LVM thin provisioning + XFS, with the lvm_thin storage driver.
LVM thick provisioning + XFS, with the reflink storage driver and --direct-io=on passed to losetup in /etc/xen/scripts/block.
LVM thick provisioning + XFS, with the reflink storage driver and --direct-io=off passed to losetup in /etc/xen/scripts/block.
BTRFS + Blake2b, with the reflink storage driver and --direct-io=on passed to losetup in /etc/xen/scripts/block.
BTRFS + Blake2b, with the reflink storage driver and --direct-io=off passed to losetup in /etc/xen/scripts/block.

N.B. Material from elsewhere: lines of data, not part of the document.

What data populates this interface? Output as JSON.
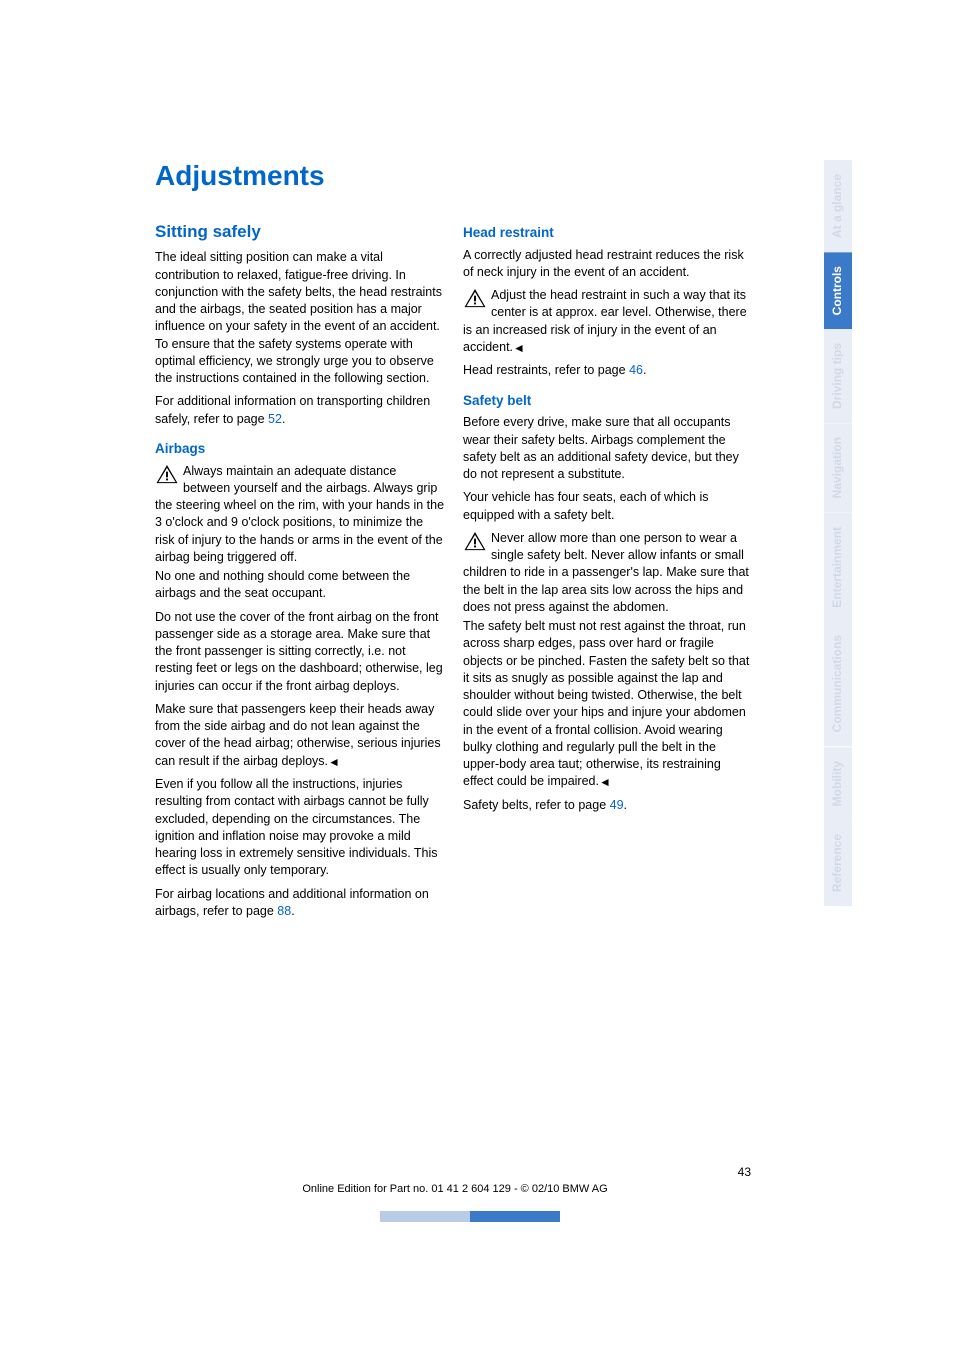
{
  "title": "Adjustments",
  "section1": {
    "heading": "Sitting safely",
    "p1": "The ideal sitting position can make a vital contribution to relaxed, fatigue-free driving. In conjunction with the safety belts, the head restraints and the airbags, the seated position has a major influence on your safety in the event of an accident. To ensure that the safety systems operate with optimal efficiency, we strongly urge you to observe the instructions contained in the following section.",
    "p2a": "For additional information on transporting children safely, refer to page ",
    "p2link": "52",
    "p2b": "."
  },
  "airbags": {
    "heading": "Airbags",
    "warn": "Always maintain an adequate distance between yourself and the airbags. Always grip the steering wheel on the rim, with your hands in the 3 o'clock and 9 o'clock positions, to minimize the risk of injury to the hands or arms in the event of the airbag being triggered off.",
    "p2": "No one and nothing should come between the airbags and the seat occupant.",
    "p3": "Do not use the cover of the front airbag on the front passenger side as a storage area. Make sure that the front passenger is sitting correctly, i.e. not resting feet or legs on the dashboard; otherwise, leg injuries can occur if the front airbag deploys.",
    "p4": "Make sure that passengers keep their heads away from the side airbag and do not lean against the cover of the head airbag; otherwise, serious injuries can result if the airbag deploys.",
    "p5": "Even if you follow all the instructions, injuries resulting from contact with airbags cannot be fully excluded, depending on the circumstances. The ignition and inflation noise may provoke a mild hearing loss in extremely sensitive individuals. This effect is usually only temporary.",
    "p6a": "For airbag locations and additional information on airbags, refer to page ",
    "p6link": "88",
    "p6b": "."
  },
  "headrest": {
    "heading": "Head restraint",
    "p1": "A correctly adjusted head restraint reduces the risk of neck injury in the event of an accident.",
    "warn": "Adjust the head restraint in such a way that its center is at approx. ear level. Otherwise, there is an increased risk of injury in the event of an accident.",
    "p3a": "Head restraints, refer to page ",
    "p3link": "46",
    "p3b": "."
  },
  "safetybelt": {
    "heading": "Safety belt",
    "p1": "Before every drive, make sure that all occupants wear their safety belts. Airbags complement the safety belt as an additional safety device, but they do not represent a substitute.",
    "p2": "Your vehicle has four seats, each of which is equipped with a safety belt.",
    "warn": "Never allow more than one person to wear a single safety belt. Never allow infants or small children to ride in a passenger's lap. Make sure that the belt in the lap area sits low across the hips and does not press against the abdomen.",
    "p4": "The safety belt must not rest against the throat, run across sharp edges, pass over hard or fragile objects or be pinched. Fasten the safety belt so that it sits as snugly as possible against the lap and shoulder without being twisted. Otherwise, the belt could slide over your hips and injure your abdomen in the event of a frontal collision. Avoid wearing bulky clothing and regularly pull the belt in the upper-body area taut; otherwise, its restraining effect could be impaired.",
    "p5a": "Safety belts, refer to page ",
    "p5link": "49",
    "p5b": "."
  },
  "tabs": {
    "items": [
      "At a glance",
      "Controls",
      "Driving tips",
      "Navigation",
      "Entertainment",
      "Communications",
      "Mobility",
      "Reference"
    ],
    "active_index": 1,
    "active_bg": "#3a7ac8",
    "active_fg": "#ffffff",
    "faded_bg": "#e9eef6",
    "faded_fg": "#cfd9e8"
  },
  "footer": {
    "page": "43",
    "line": "Online Edition for Part no. 01 41 2 604 129 - © 02/10 BMW AG"
  },
  "colors": {
    "link": "#0066cc",
    "bottom_bar_light": "#b8cce8",
    "bottom_bar_dark": "#3a7ac8"
  }
}
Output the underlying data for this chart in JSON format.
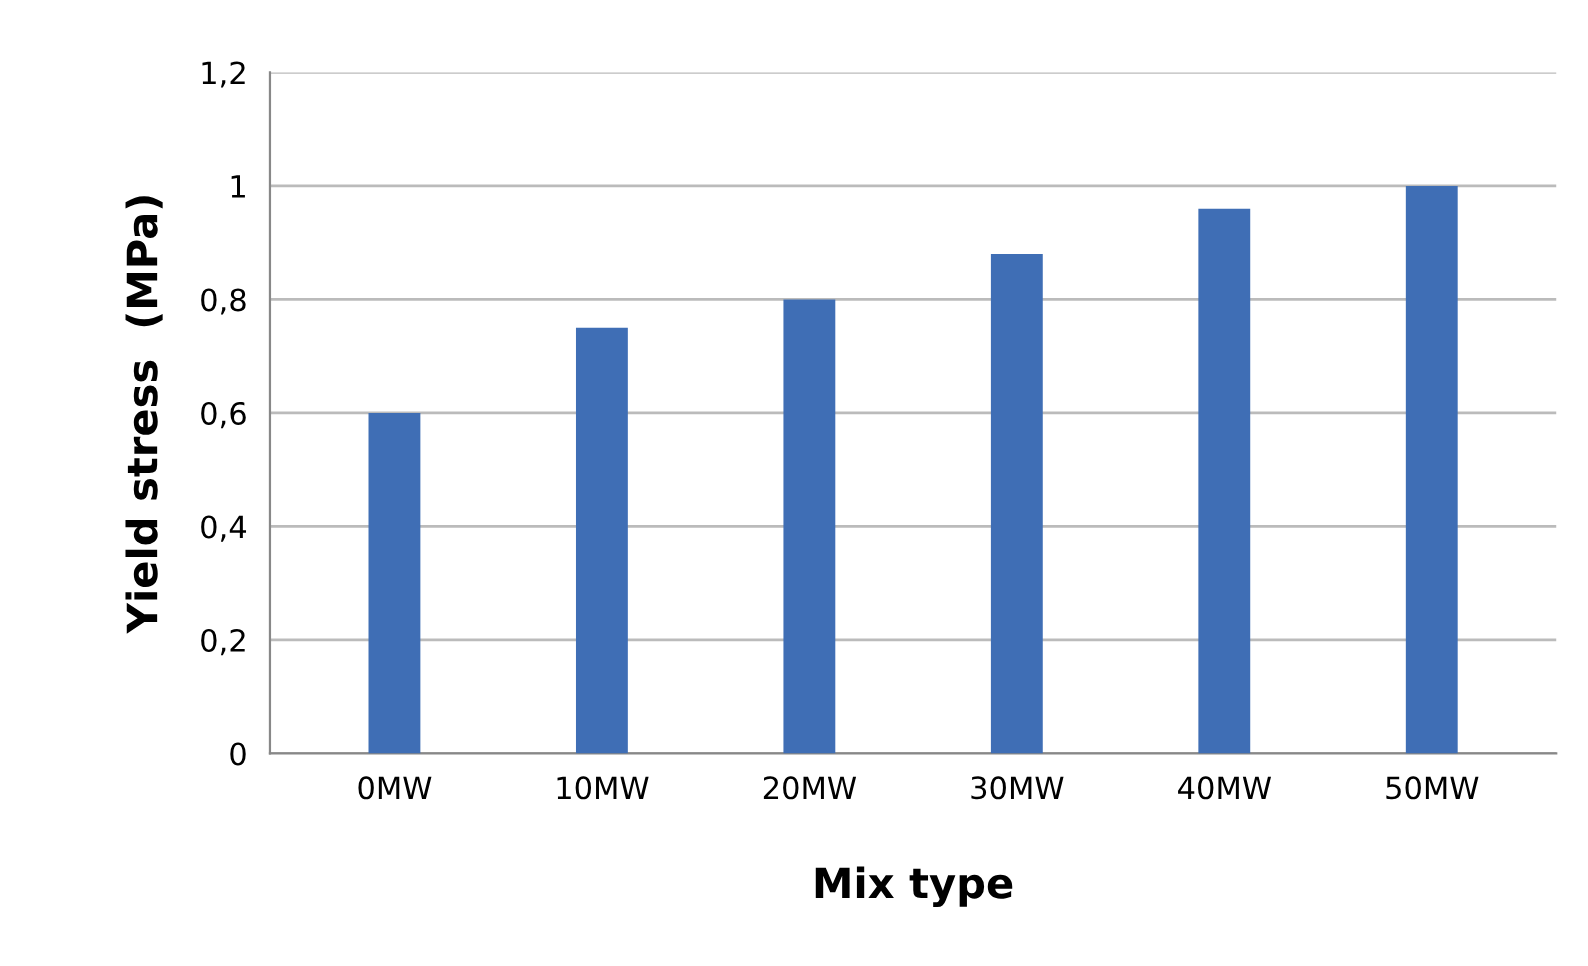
{
  "chart_data": {
    "type": "bar",
    "xlabel": "Mix type",
    "ylabel": "Yield stress  (MPa)",
    "categories": [
      "0MW",
      "10MW",
      "20MW",
      "30MW",
      "40MW",
      "50MW"
    ],
    "values": [
      0.6,
      0.75,
      0.8,
      0.88,
      0.96,
      1.0
    ],
    "color": "#3f6eb5",
    "ylim": [
      0,
      1.2
    ],
    "yticks": [
      0,
      {
        "value": 0.2,
        "label": "0,2"
      },
      {
        "value": 0.4,
        "label": "0,4"
      },
      {
        "value": 0.6,
        "label": "0,6"
      },
      {
        "value": 0.8,
        "label": "0,8"
      },
      1,
      {
        "value": 1.2,
        "label": "1,2"
      }
    ],
    "grid": "y",
    "legend": false
  }
}
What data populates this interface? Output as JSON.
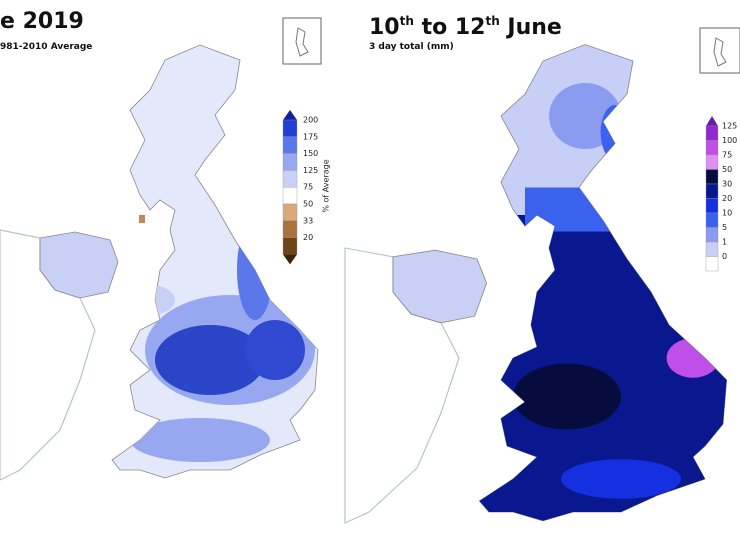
{
  "left_panel": {
    "title": "e 2019",
    "subtitle": "981-2010 Average",
    "legend": {
      "label": "% of Average",
      "items": [
        {
          "label": "200",
          "color": "#1f3fd6"
        },
        {
          "label": "175",
          "color": "#5a78ea"
        },
        {
          "label": "150",
          "color": "#97a8f0"
        },
        {
          "label": "125",
          "color": "#c9d0f6"
        },
        {
          "label": "75",
          "color": "#ffffff"
        },
        {
          "label": "50",
          "color": "#d8a878"
        },
        {
          "label": "33",
          "color": "#a9733e"
        },
        {
          "label": "20",
          "color": "#6e4419"
        }
      ],
      "top_color": "#0f1f9e",
      "bottom_color": "#3d2208"
    }
  },
  "right_panel": {
    "title_parts": [
      "10",
      "th",
      " to 12",
      "th",
      " June"
    ],
    "subtitle": "3 day total (mm)",
    "legend": {
      "items": [
        {
          "label": "125",
          "color": "#8e2ad0"
        },
        {
          "label": "100",
          "color": "#c04ee8"
        },
        {
          "label": "75",
          "color": "#e08ef0"
        },
        {
          "label": "50",
          "color": "#070c3e"
        },
        {
          "label": "30",
          "color": "#0a1890"
        },
        {
          "label": "20",
          "color": "#1530e0"
        },
        {
          "label": "10",
          "color": "#3a62ee"
        },
        {
          "label": "5",
          "color": "#8a9cf0"
        },
        {
          "label": "1",
          "color": "#c8cff6"
        },
        {
          "label": "0",
          "color": "#ffffff"
        }
      ],
      "top_color": "#6a1aa8"
    }
  }
}
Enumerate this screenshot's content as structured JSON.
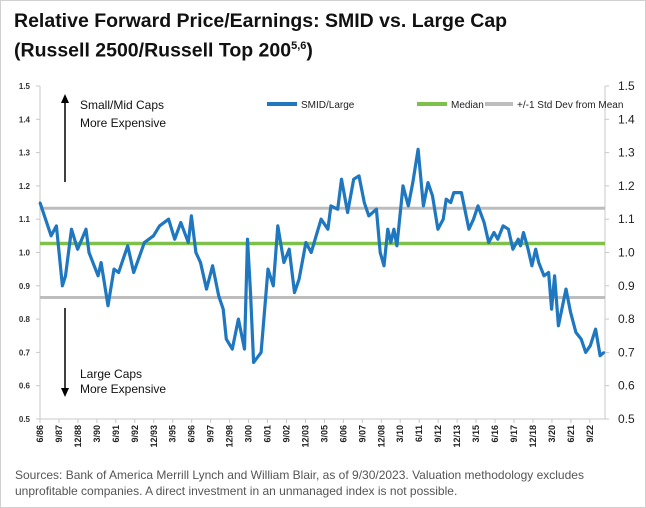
{
  "title_line1": "Relative Forward Price/Earnings: SMID vs. Large Cap",
  "title_line2": "(Russell 2500/Russell Top 200",
  "title_sup": "5,6",
  "title_close": ")",
  "sources": "Sources: Bank of America Merrill Lynch and William Blair, as of 9/30/2023. Valuation methodology excludes unprofitable companies. A direct investment in an unmanaged index is not possible.",
  "annotations": {
    "up_line1": "Small/Mid Caps",
    "up_line2": "More Expensive",
    "down_line1": "Large Caps",
    "down_line2": "More Expensive"
  },
  "chart_data": {
    "type": "line",
    "xlim": [
      1986.42,
      2023.67
    ],
    "ylim": [
      0.5,
      1.5
    ],
    "y_ticks": [
      "0.5",
      "0.6",
      "0.7",
      "0.8",
      "0.9",
      "1.0",
      "1.1",
      "1.2",
      "1.3",
      "1.4",
      "1.5"
    ],
    "x_tick_labels": [
      "6/86",
      "9/87",
      "12/88",
      "3/90",
      "6/91",
      "9/92",
      "12/93",
      "3/95",
      "6/96",
      "9/97",
      "12/98",
      "3/00",
      "6/01",
      "9/02",
      "12/03",
      "3/05",
      "6/06",
      "9/07",
      "12/08",
      "3/10",
      "6/11",
      "9/12",
      "12/13",
      "3/15",
      "6/16",
      "9/17",
      "12/18",
      "3/20",
      "6/21",
      "9/22"
    ],
    "legend_position": "top-right",
    "grid": false,
    "colors": {
      "smid_large": "#1f77c0",
      "median": "#7ec04a",
      "std": "#bdbdbd"
    },
    "series": [
      {
        "name": "SMID/Large",
        "x": [
          1986.42,
          1987.15,
          1987.5,
          1987.9,
          1988.1,
          1988.5,
          1988.9,
          1989.45,
          1989.65,
          1990.25,
          1990.45,
          1990.9,
          1991.3,
          1991.6,
          1992.2,
          1992.6,
          1993.3,
          1993.9,
          1994.3,
          1994.9,
          1995.3,
          1995.7,
          1996.2,
          1996.4,
          1996.7,
          1997.0,
          1997.4,
          1997.8,
          1998.2,
          1998.5,
          1998.7,
          1999.1,
          1999.5,
          1999.9,
          2000.1,
          2000.3,
          2000.5,
          2001.0,
          2001.45,
          2001.8,
          2002.1,
          2002.5,
          2002.85,
          2003.2,
          2003.5,
          2003.95,
          2004.3,
          2004.95,
          2005.4,
          2005.6,
          2006.05,
          2006.3,
          2006.7,
          2007.1,
          2007.45,
          2007.8,
          2008.1,
          2008.6,
          2008.85,
          2009.1,
          2009.35,
          2009.55,
          2009.75,
          2009.95,
          2010.35,
          2010.7,
          2011.0,
          2011.35,
          2011.7,
          2012.0,
          2012.3,
          2012.65,
          2013.0,
          2013.2,
          2013.5,
          2013.7,
          2014.2,
          2014.7,
          2015.0,
          2015.3,
          2015.7,
          2016.0,
          2016.35,
          2016.6,
          2016.95,
          2017.3,
          2017.6,
          2017.95,
          2018.1,
          2018.3,
          2018.6,
          2018.85,
          2019.1,
          2019.3,
          2019.65,
          2019.95,
          2020.15,
          2020.35,
          2020.6,
          2021.1,
          2021.4,
          2021.75,
          2022.1,
          2022.4,
          2022.7,
          2023.05,
          2023.35,
          2023.6
        ],
        "values": [
          1.15,
          1.05,
          1.08,
          0.9,
          0.93,
          1.07,
          1.01,
          1.07,
          1.0,
          0.93,
          0.97,
          0.84,
          0.95,
          0.94,
          1.02,
          0.94,
          1.03,
          1.05,
          1.08,
          1.1,
          1.04,
          1.09,
          1.03,
          1.11,
          1.0,
          0.97,
          0.89,
          0.96,
          0.87,
          0.83,
          0.74,
          0.71,
          0.8,
          0.71,
          1.04,
          0.88,
          0.67,
          0.7,
          0.95,
          0.9,
          1.08,
          0.97,
          1.01,
          0.88,
          0.92,
          1.03,
          1.0,
          1.1,
          1.07,
          1.14,
          1.13,
          1.22,
          1.12,
          1.22,
          1.23,
          1.15,
          1.11,
          1.13,
          1.0,
          0.96,
          1.07,
          1.03,
          1.07,
          1.02,
          1.2,
          1.14,
          1.21,
          1.31,
          1.14,
          1.21,
          1.17,
          1.07,
          1.1,
          1.16,
          1.15,
          1.18,
          1.18,
          1.07,
          1.1,
          1.14,
          1.09,
          1.03,
          1.06,
          1.04,
          1.08,
          1.07,
          1.01,
          1.04,
          1.02,
          1.06,
          1.01,
          0.96,
          1.01,
          0.97,
          0.93,
          0.94,
          0.83,
          0.93,
          0.78,
          0.89,
          0.82,
          0.76,
          0.74,
          0.7,
          0.72,
          0.77,
          0.69,
          0.7
        ]
      },
      {
        "name": "Median",
        "value": 1.027
      },
      {
        "name": "+/-1 Std Dev from Mean",
        "values": [
          1.133,
          0.865
        ]
      }
    ]
  }
}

If you are using a 4Kn disk, skip 2 and 4 as they won’t work (you won’t be able to boot any VMs).

rustybird · October 21, 2022, 2:23pm

~~* 4K dm-crypt~~ Sorry - @Demi was right, a 4Kn disk is generally problematic even without 4K dm-crypt.

Configuration 4 definitely works, at least in the sense that it doesn’t produce an error, and losetup -l shows the intended result of direct I/O + 512B sectors even though the underlying dm-crypt block device is 4K. I’ve been using this configuration (except with the default checksum function) for months.

It’s XFS (configuration 2) and ext4 that are not so flexible.

Sven · October 23, 2022, 4:06am

I think it’s explained by…

So it’s in line with @Insurgo’s observations.

tasket · February 27, 2023, 3:50pm

I decided to do a Btrfs install with the recommendations from this and the “SSD maximal performance” threads, and settled on the idea of formatting a two-device Btrfs fs with the options -O no-holes --csum xxhash for better efficiency. All on top of a 4K aligned LUKS partition, using GPT/gdisk.

The Btrfs part turned out to be a fools errand, as neither anaconda nor kickstart seem to support passing custom options to mkfs and anaconda/blivet insist on not installing into an existing fs.

So instead of doing a full dom0 root+everything Btrfs setup, I installed Qubes with a 25GB XFS partition and am now configuring custom Btrfs partitions to hold all domU stuff. If qvm-pool cooperates, I’ll be sitting pretty on my test system, also with Linux kernel 6.1 or 6.2 which have Btrfs optimizations that should greatly impact large-file access.

51lieal · February 27, 2023, 6:03pm

can you be specific? after manually configuring via tty do rescan drive, blivet will read it.